When you purchase a home, you consider many factors about the house and the neighborhood. You may focus on choosing an area in a good school district or a nice downtown area. However, the Homeowner Association may be an unforeseen issue.
The HOA has power over what you may do to your property, and failing to comply with their rules may result in fines. It is crucial to know how to handle these situations.
Community members usually run an HOA. There are common HOA rules for home buyers that you need to know about, although your community may not have regulations for all categories.
The rules may include how many pets you may own, outdoor holiday decorations that you may put up or changes that you may make to the home’s exterior, such as a coat of paint. They also may require that you maintain your lawn and avoid putting too much storage outside.

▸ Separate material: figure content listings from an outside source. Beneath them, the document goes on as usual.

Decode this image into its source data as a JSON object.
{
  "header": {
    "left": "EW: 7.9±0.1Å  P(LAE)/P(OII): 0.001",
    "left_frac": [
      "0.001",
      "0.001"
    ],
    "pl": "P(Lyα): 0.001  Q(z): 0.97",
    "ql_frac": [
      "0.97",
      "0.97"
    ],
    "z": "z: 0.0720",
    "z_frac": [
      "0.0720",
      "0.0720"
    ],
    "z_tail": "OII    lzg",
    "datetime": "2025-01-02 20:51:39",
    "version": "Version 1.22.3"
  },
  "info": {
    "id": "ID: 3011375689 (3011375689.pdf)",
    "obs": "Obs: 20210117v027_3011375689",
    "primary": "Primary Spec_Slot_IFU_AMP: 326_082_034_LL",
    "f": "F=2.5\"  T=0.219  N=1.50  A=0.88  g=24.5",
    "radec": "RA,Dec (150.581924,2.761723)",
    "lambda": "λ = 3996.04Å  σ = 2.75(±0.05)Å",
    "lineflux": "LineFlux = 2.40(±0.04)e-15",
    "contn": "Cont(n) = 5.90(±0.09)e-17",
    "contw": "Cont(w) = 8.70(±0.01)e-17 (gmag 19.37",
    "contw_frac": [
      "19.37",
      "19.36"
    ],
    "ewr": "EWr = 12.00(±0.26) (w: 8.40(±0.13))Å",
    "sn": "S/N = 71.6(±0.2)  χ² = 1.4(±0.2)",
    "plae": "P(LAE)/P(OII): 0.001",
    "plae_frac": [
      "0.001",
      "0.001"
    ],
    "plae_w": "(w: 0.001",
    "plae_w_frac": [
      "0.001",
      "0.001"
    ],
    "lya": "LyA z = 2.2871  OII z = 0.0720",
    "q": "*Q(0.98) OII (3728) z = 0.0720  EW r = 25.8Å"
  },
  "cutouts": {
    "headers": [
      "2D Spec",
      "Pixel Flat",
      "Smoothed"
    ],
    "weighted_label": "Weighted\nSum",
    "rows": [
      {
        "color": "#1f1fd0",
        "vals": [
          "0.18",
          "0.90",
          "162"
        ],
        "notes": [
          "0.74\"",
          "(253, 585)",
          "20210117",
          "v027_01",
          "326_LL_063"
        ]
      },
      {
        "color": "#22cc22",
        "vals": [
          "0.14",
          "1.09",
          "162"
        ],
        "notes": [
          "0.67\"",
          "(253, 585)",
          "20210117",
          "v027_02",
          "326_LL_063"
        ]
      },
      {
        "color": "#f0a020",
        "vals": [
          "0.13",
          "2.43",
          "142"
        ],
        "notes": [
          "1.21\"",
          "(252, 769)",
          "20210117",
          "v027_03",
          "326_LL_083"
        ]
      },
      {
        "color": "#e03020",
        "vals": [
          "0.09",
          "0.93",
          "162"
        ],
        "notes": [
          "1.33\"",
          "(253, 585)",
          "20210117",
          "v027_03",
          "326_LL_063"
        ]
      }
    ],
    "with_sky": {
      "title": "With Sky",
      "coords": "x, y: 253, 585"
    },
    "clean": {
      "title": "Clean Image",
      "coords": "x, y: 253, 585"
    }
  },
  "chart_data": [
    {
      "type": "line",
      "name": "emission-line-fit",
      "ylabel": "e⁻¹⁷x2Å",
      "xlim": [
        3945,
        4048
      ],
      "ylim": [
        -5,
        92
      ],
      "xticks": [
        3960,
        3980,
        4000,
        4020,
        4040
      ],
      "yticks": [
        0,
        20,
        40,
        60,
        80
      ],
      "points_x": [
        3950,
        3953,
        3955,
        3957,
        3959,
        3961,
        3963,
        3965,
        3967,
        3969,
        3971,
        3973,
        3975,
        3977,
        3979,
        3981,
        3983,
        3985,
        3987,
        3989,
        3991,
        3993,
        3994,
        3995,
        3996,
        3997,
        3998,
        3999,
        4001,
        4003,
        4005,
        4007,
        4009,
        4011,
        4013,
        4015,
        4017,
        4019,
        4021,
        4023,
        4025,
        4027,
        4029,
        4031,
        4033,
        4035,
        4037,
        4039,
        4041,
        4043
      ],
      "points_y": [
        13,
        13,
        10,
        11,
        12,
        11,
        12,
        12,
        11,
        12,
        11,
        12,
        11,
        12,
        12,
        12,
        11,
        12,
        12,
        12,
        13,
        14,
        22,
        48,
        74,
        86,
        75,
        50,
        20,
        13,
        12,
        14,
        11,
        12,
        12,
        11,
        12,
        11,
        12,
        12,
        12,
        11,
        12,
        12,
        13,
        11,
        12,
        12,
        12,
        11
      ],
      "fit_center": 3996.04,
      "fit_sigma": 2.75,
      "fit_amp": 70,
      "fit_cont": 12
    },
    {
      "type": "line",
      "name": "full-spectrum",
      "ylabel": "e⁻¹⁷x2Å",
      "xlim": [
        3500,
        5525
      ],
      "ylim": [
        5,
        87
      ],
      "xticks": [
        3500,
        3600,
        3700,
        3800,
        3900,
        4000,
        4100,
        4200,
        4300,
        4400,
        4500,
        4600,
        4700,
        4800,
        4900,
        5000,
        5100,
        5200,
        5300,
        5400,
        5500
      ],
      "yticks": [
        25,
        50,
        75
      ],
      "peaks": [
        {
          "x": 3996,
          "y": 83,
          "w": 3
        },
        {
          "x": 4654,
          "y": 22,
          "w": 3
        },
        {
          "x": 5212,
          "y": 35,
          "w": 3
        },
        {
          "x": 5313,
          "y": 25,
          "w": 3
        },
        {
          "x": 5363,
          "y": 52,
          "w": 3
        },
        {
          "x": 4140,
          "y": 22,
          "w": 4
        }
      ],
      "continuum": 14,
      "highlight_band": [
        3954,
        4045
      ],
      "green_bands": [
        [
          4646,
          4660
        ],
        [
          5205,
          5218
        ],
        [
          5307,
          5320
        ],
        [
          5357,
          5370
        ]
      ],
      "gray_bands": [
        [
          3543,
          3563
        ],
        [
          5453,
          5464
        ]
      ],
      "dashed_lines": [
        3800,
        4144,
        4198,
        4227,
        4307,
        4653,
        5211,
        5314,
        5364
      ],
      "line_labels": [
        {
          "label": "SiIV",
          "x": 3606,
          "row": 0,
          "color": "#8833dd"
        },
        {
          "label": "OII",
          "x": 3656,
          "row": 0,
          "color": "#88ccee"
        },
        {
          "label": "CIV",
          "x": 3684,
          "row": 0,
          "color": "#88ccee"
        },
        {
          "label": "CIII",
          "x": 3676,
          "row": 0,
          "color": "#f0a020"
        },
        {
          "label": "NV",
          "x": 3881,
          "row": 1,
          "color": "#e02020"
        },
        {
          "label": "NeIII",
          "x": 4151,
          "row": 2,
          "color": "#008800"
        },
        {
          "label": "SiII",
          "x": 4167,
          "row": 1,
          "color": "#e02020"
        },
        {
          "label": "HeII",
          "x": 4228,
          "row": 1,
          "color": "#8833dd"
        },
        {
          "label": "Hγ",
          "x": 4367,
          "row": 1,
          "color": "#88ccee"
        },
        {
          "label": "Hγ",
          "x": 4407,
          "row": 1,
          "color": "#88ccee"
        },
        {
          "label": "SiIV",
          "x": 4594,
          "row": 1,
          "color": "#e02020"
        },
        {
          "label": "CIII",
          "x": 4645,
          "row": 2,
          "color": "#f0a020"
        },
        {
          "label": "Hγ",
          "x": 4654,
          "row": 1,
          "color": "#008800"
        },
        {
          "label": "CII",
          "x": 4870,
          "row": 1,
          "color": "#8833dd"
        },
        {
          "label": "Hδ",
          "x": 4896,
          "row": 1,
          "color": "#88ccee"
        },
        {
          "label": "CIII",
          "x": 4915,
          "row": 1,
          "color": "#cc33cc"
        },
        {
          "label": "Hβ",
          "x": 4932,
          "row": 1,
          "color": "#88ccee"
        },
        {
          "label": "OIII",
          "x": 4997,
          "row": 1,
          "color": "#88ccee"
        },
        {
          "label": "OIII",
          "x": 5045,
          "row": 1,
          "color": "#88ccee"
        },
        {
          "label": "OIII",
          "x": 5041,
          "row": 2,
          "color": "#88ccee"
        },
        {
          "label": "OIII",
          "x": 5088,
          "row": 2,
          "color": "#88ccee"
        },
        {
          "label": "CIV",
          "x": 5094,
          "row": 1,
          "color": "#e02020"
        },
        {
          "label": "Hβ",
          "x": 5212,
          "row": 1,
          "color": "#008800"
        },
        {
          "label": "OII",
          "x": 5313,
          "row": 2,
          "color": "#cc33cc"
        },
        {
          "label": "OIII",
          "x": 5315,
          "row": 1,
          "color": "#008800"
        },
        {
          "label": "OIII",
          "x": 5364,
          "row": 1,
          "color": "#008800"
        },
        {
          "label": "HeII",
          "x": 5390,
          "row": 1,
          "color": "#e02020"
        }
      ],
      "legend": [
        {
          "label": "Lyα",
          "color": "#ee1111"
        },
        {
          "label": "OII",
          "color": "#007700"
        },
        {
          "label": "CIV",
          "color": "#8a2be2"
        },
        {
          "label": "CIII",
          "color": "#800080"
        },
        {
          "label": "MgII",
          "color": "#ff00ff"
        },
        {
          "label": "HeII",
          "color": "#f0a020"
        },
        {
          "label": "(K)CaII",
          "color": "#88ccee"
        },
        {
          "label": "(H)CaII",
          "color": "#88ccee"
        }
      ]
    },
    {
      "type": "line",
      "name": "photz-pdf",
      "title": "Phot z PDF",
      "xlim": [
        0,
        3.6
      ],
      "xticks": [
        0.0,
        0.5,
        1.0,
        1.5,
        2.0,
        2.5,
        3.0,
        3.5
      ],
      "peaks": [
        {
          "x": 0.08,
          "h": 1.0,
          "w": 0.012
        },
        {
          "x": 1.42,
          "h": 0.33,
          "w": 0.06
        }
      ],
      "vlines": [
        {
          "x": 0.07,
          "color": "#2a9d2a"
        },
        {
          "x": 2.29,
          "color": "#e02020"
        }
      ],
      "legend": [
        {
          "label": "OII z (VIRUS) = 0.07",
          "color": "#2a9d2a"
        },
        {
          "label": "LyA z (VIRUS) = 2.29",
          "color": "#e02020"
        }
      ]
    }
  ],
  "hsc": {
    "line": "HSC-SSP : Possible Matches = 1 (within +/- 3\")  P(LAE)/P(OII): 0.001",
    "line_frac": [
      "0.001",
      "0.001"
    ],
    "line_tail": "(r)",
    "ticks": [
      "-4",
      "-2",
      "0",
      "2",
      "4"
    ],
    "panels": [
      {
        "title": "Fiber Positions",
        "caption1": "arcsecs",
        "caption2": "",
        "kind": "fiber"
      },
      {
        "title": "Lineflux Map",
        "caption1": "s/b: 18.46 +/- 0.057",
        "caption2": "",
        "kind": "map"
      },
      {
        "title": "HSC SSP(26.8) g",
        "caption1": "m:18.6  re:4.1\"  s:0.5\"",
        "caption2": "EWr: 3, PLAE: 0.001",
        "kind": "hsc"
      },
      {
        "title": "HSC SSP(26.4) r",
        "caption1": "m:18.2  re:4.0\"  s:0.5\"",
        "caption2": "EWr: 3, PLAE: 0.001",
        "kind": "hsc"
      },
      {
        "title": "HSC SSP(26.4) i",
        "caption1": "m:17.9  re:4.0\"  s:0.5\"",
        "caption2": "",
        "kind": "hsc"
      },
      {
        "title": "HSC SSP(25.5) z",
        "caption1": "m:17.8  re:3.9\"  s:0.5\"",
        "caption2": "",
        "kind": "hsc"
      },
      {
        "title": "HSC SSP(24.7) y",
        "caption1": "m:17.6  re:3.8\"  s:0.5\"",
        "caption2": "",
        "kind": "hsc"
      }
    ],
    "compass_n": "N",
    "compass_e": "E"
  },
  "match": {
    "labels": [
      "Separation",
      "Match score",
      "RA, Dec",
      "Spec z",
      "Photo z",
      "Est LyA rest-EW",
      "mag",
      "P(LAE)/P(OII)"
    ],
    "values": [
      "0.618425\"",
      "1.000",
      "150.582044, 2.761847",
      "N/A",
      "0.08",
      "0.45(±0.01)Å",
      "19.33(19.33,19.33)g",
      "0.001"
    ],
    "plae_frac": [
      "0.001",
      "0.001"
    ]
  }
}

The Davis-Stirling Common Interest Develop Act governs HOA responsibilities in California. The Davis-Stirling Act includes HOA primary requirements.
However, your neighborhood’s HOA articles must include all the rules of the Davis-Stirling Act that they want you to follow. For example, if your articles do not state rules for home decoration, the HOA may not request that you modify or remove them.
If you do violate the terms of your HOA, you may face fines. You usually first receive a letter of violation as a warning, which requests that you make the changes required. If you do not make the changes or pay the fine, the matter may escalate to court.
If you believe that an HOA request is unfair, it is important to ensure that the Davis-Stirling Act and your community’s HOA articles include the rule. If they do not, then you may not have to follow it.
You also may request that the HOA make an exception for your case if you feel that you have extenuating circumstances. In other cases, you may pay the fines and file a claim for reimbursement.